Ne zaman profesyonel olmaya karar verdi: “16 yaşındayken Ostrava’daki koçum ‘sana sunabileceğim daha fazla bir şey yok’ dediğinde. ‘Senin başka başka yere gitmek gerek, yoksa bu seviyede kalırsın’ demişti. Slovenya ve İspanya ihtimalleri vardı. Annem ve babamın profesyonel sporcular olması işime geldi. Profesyonel olmak için neler yapılması gerektiğini biliyorlardı. Slovenya’ya gittim ben de.”

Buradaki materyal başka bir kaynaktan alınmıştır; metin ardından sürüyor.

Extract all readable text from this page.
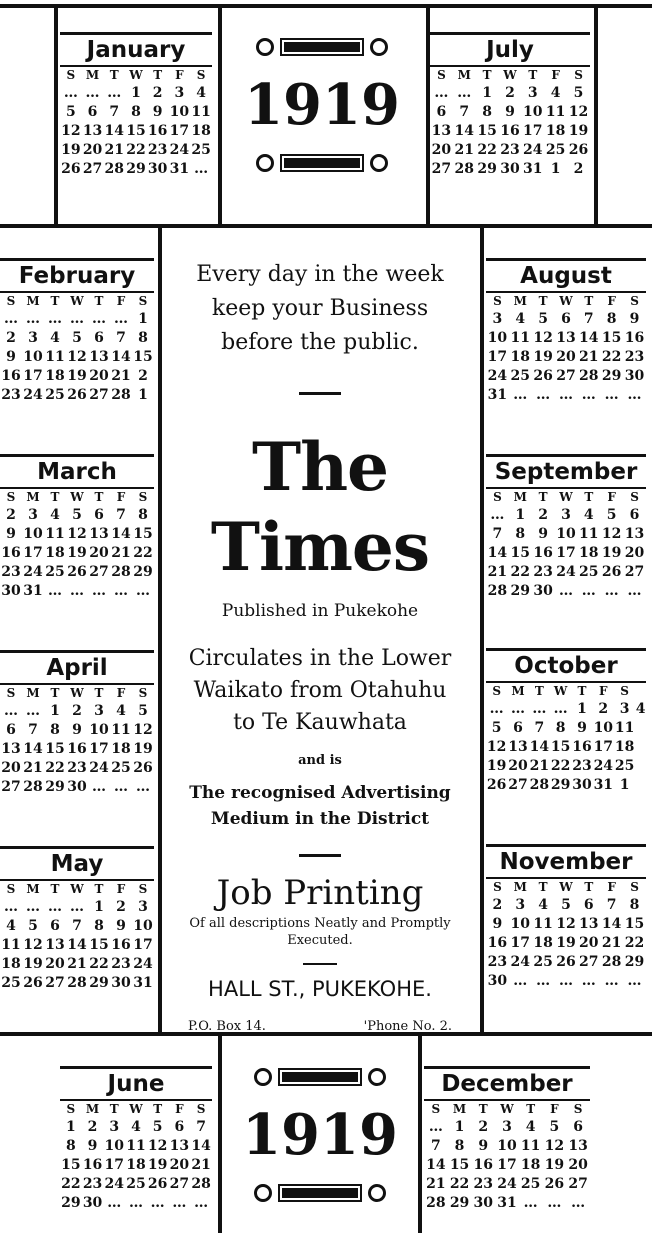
1919
1919
Every day in the week
keep your Business
before the public.
The Times
Published in Pukekohe
Circulates in the Lower
Waikato from Otahuhu
to Te Kauwhata
and is
The recognised Advertising
Medium in the District
Job Printing
Of all descriptions Neatly and Promptly
Executed.
HALL ST., PUKEKOHE.
P.O. Box 14.	'Phone No. 2.
January
S	M	T	W	T	F	S
…	…	…	1	2	3	4
5	6	7	8	9	10	11
12	13	14	15	16	17	18
19	20	21	22	23	24	25
26	27	28	29	30	31	…
July
S	M	T	W	T	F	S
…	…	1	2	3	4	5
6	7	8	9	10	11	12
13	14	15	16	17	18	19
20	21	22	23	24	25	26
27	28	29	30	31	1	2
February
S	M	T	W	T	F	S
…	…	…	…	…	…	1
2	3	4	5	6	7	8
9	10	11	12	13	14	15
16	17	18	19	20	21	2
23	24	25	26	27	28	1
August
S	M	T	W	T	F	S
3	4	5	6	7	8	9
10	11	12	13	14	15	16
17	18	19	20	21	22	23
24	25	26	27	28	29	30
31	…	…	…	…	…	…
March
S	M	T	W	T	F	S
2	3	4	5	6	7	8
9	10	11	12	13	14	15
16	17	18	19	20	21	22
23	24	25	26	27	28	29
30	31	…	…	…	…	…
September
S	M	T	W	T	F	S
…	1	2	3	4	5	6
7	8	9	10	11	12	13
14	15	16	17	18	19	20
21	22	23	24	25	26	27
28	29	30	…	…	…	…
April
S	M	T	W	T	F	S
…	…	1	2	3	4	5
6	7	8	9	10	11	12
13	14	15	16	17	18	19
20	21	22	23	24	25	26
27	28	29	30	…	…	…
October
S	M	T	W	T	F	S	
…	…	…	…	1	2	3	4
5	6	7	8	9	10	11	
12	13	14	15	16	17	18	
19	20	21	22	23	24	25	
26	27	28	29	30	31	1	
May
S	M	T	W	T	F	S
…	…	…	…	1	2	3
4	5	6	7	8	9	10
11	12	13	14	15	16	17
18	19	20	21	22	23	24
25	26	27	28	29	30	31
November
S	M	T	W	T	F	S
2	3	4	5	6	7	8
9	10	11	12	13	14	15
16	17	18	19	20	21	22
23	24	25	26	27	28	29
30	…	…	…	…	…	…
June
S	M	T	W	T	F	S
1	2	3	4	5	6	7
8	9	10	11	12	13	14
15	16	17	18	19	20	21
22	23	24	25	26	27	28
29	30	…	…	…	…	…
December
S	M	T	W	T	F	S
…	1	2	3	4	5	6
7	8	9	10	11	12	13
14	15	16	17	18	19	20
21	22	23	24	25	26	27
28	29	30	31	…	…	…
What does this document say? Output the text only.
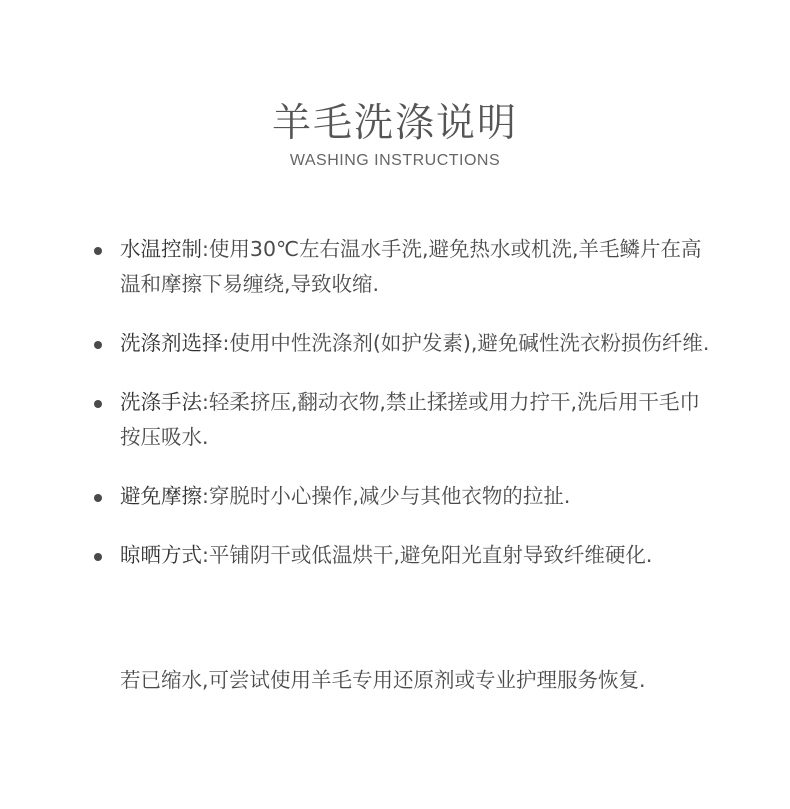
羊毛洗涤说明
WASHING INSTRUCTIONS
水温控制:使用30℃左右温水手洗,避免热水或机洗,羊毛鳞片在高温和摩擦下易缠绕,导致收缩.
洗涤剂选择:使用中性洗涤剂(如护发素),避免碱性洗衣粉损伤纤维.
洗涤手法:轻柔挤压,翻动衣物,禁止揉搓或用力拧干,洗后用干毛巾按压吸水.
避免摩擦:穿脱时小心操作,减少与其他衣物的拉扯.
晾晒方式:平铺阴干或低温烘干,避免阳光直射导致纤维硬化.
若已缩水,可尝试使用羊毛专用还原剂或专业护理服务恢复.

Slovenya’daki yılları: “Hiç kolay değildi. Ailemin işi vardı Çekya’da. Kardeşim de 10 yaşındaydım. Gittim oraya… İngilizce bilmiyorum, Slovence bilmiyorum. El kol hareketleriyle iletişim kurmaya çalıştım. Herkes de destekleyiciydi tabii. Aileden biri oldum hemen. Yabancı gibi görmediler beni. Bu çok yardımcı oldu. İlk yılımda FIBA kuralları yüzünden oynayamadım. Sadece okul takımı için oynayabildim. A Takımı izliyordum, idmanlara katılıyordum. İngilizce öğrendim, Slovence öğrendim biraz da. Oradaki koçumla hala iletişim halindeyim. Çok yardımcı oldu bana.”

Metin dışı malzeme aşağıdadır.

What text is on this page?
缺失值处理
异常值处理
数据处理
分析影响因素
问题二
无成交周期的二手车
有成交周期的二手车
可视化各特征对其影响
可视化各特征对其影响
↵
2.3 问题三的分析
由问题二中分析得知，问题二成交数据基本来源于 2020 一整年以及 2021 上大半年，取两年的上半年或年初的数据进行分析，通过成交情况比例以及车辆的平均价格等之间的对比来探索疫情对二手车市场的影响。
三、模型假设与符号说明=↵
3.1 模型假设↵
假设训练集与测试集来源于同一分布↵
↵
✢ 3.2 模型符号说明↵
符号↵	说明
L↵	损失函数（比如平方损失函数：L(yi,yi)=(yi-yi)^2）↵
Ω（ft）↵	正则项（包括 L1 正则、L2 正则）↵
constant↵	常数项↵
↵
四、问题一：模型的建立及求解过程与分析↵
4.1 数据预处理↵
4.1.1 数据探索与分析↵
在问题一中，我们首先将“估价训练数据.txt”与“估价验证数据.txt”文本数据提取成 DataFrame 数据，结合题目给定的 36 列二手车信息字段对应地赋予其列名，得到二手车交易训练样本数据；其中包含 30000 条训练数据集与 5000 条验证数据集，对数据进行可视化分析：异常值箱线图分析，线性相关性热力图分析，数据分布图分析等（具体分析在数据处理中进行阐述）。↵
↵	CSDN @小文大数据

Partizan yılları: “18-21 yaşları arasında orada kaldım. Kariyerimin en iyi yıllarıydı. Sadece basketbol değil, hayat açısından da. İnsanlar beni Slovenya’daki gibi kabullendi. Orada ilk günümü hatırlıyorum. Soyunma odasındaydım. Kaptan Bozic’le İngilizce konuşmaya başladım. Durdurdu beni, burada İngilizce konuşamazsın dedi. İlk 2 ay dalga geçtiler benle. Neyse ki Slovence ve Sırpça arasında çok fark yok, o yüzden 4 ayda öğrenebildim. Şimdi akıcı şekilde konuşuyorum. Oradaki zamanlarım muhteşemdi. Kupalar, zaferler, arkadaşlarım… Yaz döneminde de zaten Çekya – Sırbistan arası yaşıyorum.”

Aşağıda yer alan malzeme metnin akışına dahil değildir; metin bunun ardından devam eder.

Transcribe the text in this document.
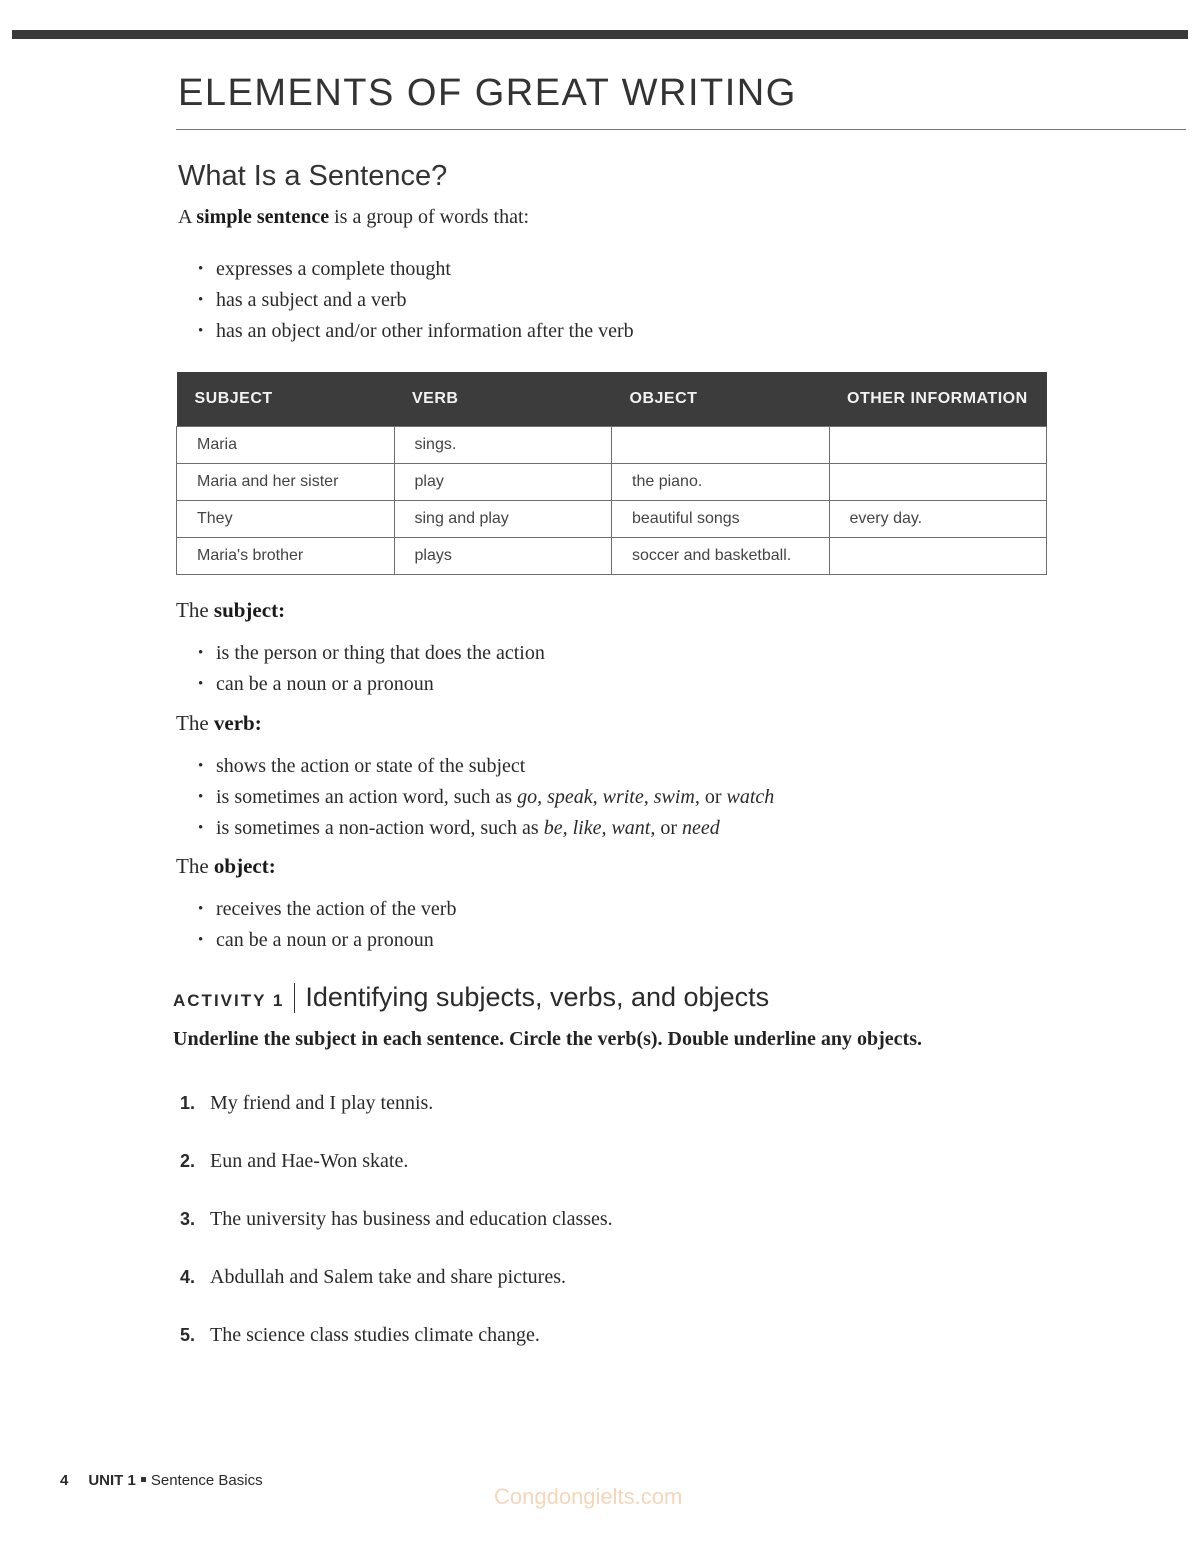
ELEMENTS OF GREAT WRITING
What Is a Sentence?

A simple sentence is a group of words that:

• expresses a complete thought
• has a subject and a verb
• has an object and/or other information after the verb
SUBJECT	VERB	OBJECT	OTHER INFORMATION
Maria	sings.		
Maria and her sister	play	the piano.	
They	sing and play	beautiful songs	every day.
Maria's brother	plays	soccer and basketball.	

The subject:

• is the person or thing that does the action
• can be a noun or a pronoun

The verb:

• shows the action or state of the subject
• is sometimes an action word, such as go, speak, write, swim, or watch
• is sometimes a non-action word, such as be, like, want, or need

The object:

• receives the action of the verb
• can be a noun or a pronoun
ACTIVITY 1 Identifying subjects, verbs, and objects

Underline the subject in each sentence. Circle the verb(s). Double underline any objects.

1. My friend and I play tennis.
2. Eun and Hae-Won skate.
3. The university has business and education classes.
4. Abdullah and Salem take and share pictures.
5. The science class studies climate change.
4 UNIT 1 Sentence Basics
Congdongielts.com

Kızılyıldız derbileri hakkında: “Onlara karşı oynamak müthişti. İlk yılımda anlayamadım bu nefreti. Ekstra motivasyon veriyor bize. Ne kadar önemli olduğunu biliyorsun. Düğünümdeki sağdıçım Kızılyıldız taraftarı. Maçlardan önce pek konuşmuyoruz, küfürleşiyoruz. Maç sonrası tekrar arkadaş olmaya dönüyoruz. O maçları oynamak harikaydı. Rakip iyi olmasa bile farketmiyor, odaklanmanız lazım. 3 yıl boyunca dominanttık, tüm kupaları aldık Balkanlar’da.”

NBA’de draft edilmesi hakkında: “Hayallerin gerçek olmasaydı. Küçükken profesyonel olmayı bile düşünmüyordum. Önce Slovenya sonra Sırbistan ile hayallerimi biraz daha büyüttüm. Draft edildiğim için mutluyum. Harika bir tecrübe değildi ama mutluyum yine de.”

NBA’deki tecrübe: “Her şey çok hızlı gelişti. Lokavt senesi draft edildim. 4 ay falan sürdü sanıyorum, ben de hazır değildim. Şok yaşıyordum sanırım. Wizards da rebounding yapıyordu, takımdaki durumlar iyi değildi. Tüm bu faktörler bir arada olunca… Ne söyleyeceğimi de bilmiyorum aslında. Partizan gibi genç bir takımdan geldim. NBA’de çok farklı bir yapı, çok farklı yapı vardı. Benim için 20-25. sıralardan draft edilmek daha iyi olurdu. Sistemi oturmuş bir takıma gitmek daha iyi olurdu.”

EuroLeague’de Son 10 Yılın Takımı’na seçilmemesi üzerine: “Hiç canımı sıkmadı. Çünkü Son 10 Yılın Takımı’na seçilmeyi hakettiğime inanmıyorum.”